On Sat, 2007-12-01 at 12:15 +0100, Philip Van Hoof wrote:
> On Sat, 2007-12-01 at 10:18 +0000, Diego Escalante Urrelo wrote:
> > On 12/1/07, Dave Neary <bolsh gnome org> wrote:
> 
> > Doing that quality control could eat some (human) resources. Also as
> > John says this could easily lead to an unintentioned favouritism. 
> 
> Unintentioned favouritism is a cheap reason to avoid all innovation from
> now on:
> 
> o. Let's start with our license: I think that picking the GPL license
>    implies an unintentioned favouritism for GNU.
> 
> o. We should also not support ODF, because that implies an unintentioned
>    favouritism for a company called Sun, and also for Novell!
> 
> Please feel the sarcasm.
> 
> If we are going to try to stop expressing any form of unintentioned
> favouritism, we might as well just stop at all.

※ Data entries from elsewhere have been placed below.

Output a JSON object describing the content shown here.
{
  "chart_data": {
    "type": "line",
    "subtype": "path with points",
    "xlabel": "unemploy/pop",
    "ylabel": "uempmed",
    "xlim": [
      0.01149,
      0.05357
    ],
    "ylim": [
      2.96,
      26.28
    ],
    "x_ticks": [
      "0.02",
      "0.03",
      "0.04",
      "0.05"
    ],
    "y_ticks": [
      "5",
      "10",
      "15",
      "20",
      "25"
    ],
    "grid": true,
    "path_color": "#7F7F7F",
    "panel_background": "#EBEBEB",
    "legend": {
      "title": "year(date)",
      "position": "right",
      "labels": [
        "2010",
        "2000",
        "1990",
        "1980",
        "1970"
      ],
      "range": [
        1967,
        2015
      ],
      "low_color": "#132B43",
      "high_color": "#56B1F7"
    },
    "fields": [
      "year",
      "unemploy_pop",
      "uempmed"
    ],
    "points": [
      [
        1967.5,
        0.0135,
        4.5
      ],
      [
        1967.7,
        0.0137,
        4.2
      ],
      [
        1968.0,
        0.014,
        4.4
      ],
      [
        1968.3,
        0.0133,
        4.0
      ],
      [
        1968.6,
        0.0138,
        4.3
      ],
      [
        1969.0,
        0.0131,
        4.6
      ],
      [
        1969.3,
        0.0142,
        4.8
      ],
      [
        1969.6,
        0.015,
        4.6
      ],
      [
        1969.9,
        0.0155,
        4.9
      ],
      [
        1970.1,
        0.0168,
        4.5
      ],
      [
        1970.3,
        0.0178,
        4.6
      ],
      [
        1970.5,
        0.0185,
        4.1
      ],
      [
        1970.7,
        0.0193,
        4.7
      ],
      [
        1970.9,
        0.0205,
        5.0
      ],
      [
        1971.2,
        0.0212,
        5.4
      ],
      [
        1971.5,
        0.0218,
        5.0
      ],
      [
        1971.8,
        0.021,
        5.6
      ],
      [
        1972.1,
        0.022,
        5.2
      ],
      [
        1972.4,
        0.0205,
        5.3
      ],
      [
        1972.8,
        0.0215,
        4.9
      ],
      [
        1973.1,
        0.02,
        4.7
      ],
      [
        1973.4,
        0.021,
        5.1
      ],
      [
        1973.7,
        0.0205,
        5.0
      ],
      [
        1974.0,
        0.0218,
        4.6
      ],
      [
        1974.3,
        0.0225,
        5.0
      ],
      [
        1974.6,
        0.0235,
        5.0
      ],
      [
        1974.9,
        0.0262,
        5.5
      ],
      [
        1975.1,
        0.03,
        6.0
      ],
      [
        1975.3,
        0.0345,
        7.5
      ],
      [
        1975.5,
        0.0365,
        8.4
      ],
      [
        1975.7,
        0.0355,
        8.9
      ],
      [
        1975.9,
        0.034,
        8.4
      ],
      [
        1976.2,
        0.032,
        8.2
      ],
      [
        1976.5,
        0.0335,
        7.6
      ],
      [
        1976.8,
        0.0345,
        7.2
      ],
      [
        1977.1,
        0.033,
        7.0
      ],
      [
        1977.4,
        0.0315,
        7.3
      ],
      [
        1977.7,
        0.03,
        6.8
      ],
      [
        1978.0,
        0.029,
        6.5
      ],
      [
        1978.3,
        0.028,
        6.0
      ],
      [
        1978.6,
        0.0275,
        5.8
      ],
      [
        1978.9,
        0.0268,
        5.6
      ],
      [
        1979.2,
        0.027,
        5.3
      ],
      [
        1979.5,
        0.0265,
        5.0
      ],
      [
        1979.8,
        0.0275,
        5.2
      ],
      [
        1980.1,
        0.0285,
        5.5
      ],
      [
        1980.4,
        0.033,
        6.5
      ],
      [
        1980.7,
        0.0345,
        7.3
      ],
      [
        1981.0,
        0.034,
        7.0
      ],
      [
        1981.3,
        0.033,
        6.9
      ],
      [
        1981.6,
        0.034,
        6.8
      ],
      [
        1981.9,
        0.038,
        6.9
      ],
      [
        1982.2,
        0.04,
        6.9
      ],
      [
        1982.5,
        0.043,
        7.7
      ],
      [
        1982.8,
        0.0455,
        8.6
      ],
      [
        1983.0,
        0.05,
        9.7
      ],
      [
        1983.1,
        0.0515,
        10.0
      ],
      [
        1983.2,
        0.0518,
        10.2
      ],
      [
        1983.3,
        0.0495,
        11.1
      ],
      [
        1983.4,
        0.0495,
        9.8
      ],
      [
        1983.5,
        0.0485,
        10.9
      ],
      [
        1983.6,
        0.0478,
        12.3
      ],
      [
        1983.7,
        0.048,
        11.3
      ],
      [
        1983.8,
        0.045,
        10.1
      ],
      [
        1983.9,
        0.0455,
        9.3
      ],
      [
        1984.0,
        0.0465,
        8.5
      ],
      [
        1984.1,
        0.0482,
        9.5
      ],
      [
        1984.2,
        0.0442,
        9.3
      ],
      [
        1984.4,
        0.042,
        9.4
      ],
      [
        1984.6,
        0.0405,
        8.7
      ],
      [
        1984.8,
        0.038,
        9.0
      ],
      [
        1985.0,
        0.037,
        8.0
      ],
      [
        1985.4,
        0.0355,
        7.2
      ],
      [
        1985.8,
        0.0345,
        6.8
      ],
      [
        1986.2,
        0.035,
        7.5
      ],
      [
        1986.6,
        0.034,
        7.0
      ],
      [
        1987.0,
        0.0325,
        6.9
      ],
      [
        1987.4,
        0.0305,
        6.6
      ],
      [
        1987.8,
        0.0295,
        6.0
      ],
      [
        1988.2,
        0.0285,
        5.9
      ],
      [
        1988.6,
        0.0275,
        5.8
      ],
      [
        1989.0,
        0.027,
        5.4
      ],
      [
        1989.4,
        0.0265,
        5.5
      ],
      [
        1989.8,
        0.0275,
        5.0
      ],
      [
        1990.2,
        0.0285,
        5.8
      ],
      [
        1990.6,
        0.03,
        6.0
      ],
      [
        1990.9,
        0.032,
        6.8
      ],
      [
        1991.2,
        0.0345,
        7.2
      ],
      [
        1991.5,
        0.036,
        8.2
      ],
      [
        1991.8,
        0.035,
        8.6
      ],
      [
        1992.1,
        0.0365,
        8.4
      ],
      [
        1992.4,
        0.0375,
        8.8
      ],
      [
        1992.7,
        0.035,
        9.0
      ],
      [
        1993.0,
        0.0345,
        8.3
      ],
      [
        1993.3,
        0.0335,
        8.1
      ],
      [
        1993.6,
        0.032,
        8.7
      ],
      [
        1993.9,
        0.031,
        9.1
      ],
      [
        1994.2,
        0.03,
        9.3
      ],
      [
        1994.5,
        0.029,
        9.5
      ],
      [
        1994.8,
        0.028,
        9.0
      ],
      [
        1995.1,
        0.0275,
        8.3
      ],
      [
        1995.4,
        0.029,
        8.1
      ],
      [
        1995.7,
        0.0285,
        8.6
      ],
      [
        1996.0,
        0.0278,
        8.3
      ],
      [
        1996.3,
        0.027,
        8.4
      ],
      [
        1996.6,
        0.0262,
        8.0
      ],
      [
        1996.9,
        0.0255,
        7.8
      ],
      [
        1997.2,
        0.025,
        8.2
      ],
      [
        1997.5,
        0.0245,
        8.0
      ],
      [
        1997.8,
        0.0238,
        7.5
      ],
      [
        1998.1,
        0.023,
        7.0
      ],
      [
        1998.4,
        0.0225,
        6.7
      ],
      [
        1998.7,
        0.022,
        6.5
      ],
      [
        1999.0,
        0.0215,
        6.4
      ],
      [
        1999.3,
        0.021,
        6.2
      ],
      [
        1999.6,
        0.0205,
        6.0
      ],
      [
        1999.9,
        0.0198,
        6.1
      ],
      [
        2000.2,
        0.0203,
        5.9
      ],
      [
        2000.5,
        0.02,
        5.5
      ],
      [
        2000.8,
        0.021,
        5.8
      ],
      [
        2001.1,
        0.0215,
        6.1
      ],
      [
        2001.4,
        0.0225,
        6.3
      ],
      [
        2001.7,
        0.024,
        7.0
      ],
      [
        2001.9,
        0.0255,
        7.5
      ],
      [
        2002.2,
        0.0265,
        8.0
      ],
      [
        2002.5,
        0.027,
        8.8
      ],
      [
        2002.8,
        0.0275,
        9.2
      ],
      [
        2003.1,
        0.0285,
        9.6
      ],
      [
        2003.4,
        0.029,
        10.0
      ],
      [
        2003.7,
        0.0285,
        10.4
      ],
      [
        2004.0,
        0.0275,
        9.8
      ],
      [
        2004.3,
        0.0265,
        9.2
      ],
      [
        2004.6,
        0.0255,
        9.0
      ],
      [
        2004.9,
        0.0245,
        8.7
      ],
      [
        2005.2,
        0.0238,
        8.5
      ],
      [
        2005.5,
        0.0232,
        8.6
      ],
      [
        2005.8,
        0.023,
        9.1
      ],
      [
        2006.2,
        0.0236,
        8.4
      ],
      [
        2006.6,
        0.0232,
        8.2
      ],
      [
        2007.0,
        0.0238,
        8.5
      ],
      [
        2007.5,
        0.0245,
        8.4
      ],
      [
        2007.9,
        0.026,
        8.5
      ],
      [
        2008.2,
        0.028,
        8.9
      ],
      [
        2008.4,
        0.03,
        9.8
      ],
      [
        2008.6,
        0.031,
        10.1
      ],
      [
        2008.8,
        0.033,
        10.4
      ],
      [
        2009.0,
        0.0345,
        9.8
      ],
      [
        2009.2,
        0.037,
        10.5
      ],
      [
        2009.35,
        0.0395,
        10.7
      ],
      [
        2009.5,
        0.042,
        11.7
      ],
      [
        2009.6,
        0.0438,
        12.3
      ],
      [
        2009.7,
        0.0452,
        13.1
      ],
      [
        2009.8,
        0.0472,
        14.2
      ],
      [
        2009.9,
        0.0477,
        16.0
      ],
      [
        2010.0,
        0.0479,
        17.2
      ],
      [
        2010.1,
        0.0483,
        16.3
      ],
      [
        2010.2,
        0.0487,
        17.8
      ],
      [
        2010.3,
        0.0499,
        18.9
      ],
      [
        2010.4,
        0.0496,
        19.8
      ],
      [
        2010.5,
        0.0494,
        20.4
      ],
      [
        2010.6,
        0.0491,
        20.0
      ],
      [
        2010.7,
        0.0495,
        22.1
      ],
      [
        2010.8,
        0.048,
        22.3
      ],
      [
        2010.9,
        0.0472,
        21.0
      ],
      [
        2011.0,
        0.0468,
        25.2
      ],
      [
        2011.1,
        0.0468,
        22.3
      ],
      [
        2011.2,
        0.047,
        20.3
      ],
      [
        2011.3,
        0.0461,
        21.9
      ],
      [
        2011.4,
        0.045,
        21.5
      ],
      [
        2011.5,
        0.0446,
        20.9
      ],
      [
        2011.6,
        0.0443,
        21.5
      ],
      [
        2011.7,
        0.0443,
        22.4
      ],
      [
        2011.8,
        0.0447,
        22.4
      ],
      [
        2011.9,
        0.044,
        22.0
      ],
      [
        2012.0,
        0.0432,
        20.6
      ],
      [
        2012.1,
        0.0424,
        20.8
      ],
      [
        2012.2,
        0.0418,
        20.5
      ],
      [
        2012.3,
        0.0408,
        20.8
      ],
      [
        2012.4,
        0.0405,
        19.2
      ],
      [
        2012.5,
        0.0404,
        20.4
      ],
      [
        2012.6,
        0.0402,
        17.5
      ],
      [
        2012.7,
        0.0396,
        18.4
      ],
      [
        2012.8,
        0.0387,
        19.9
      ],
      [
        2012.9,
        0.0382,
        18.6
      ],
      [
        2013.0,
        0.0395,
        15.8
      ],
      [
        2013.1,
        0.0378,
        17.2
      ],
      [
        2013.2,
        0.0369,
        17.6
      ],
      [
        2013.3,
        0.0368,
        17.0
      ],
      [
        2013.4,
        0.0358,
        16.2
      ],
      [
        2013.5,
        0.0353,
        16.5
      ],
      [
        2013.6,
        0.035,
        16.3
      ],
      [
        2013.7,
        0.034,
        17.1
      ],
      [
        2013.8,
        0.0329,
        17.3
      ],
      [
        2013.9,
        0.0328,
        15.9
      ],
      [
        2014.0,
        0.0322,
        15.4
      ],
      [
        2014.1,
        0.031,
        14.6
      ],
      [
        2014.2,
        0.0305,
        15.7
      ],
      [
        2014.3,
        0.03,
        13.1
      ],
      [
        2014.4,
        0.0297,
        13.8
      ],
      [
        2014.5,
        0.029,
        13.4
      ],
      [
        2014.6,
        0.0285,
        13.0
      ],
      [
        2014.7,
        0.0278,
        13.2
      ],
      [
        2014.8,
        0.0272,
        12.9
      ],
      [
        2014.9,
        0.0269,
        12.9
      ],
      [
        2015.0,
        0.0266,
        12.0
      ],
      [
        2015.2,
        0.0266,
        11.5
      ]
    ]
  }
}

This is a completely straw man argument Philip.  By restricting
competition through favoritism we actually kill innovation.  There are
times when we will endorse already dominant ideologies that are in-line
with our own and reject those that are dangerous, but I have never seen
the board stray from our partner neutrality by pushing for something
that hasn't already proved itself.  i.e The board isn't going to come up
with its own license and office format and push those as the one true
way of doing things.  To that effect if a company is interested or
individuals wanted to put together a training program they could come to
us and request we overview the course for endorsement and rights to use
our trademarks.  

There are always these details to consider and there are consequences to
even the smallest detail.  I'm going to call you out here.  You come to
us with a set of questions which I can sum up to - If elected will you
get the board to fund my pet projects?  I'll give you this Philip, you
have some nice high level ideas.  What you lack is the details to get
there - the step by step map that considers all the consequences and
routes around them.  

I learned a great deal about this when I went to speak to Representative
Barney Frank.  I was helping push the Education For All Act which would
provide US aid funding for a basic level of education to children around
the world.  Representative Frank turned around and said that all sounds
really good but how do we get there?  Where do the funds come from?
What is your plan?  Lesson learned - it is all about how you get there
and not just the end results.

If a project is worthwhile it will prove itself by getting itself off
the ground and be able to sustain itself.  The foundation comes in when
such projects need a little push to get to the next level.  A project
should not rely solely on the Foundation because, lets face it, our
resources are limited and there are a number of good project out there
that could use our help.  We are going to go for the ones that have a
high probability of success and give us the biggest bang for our buck.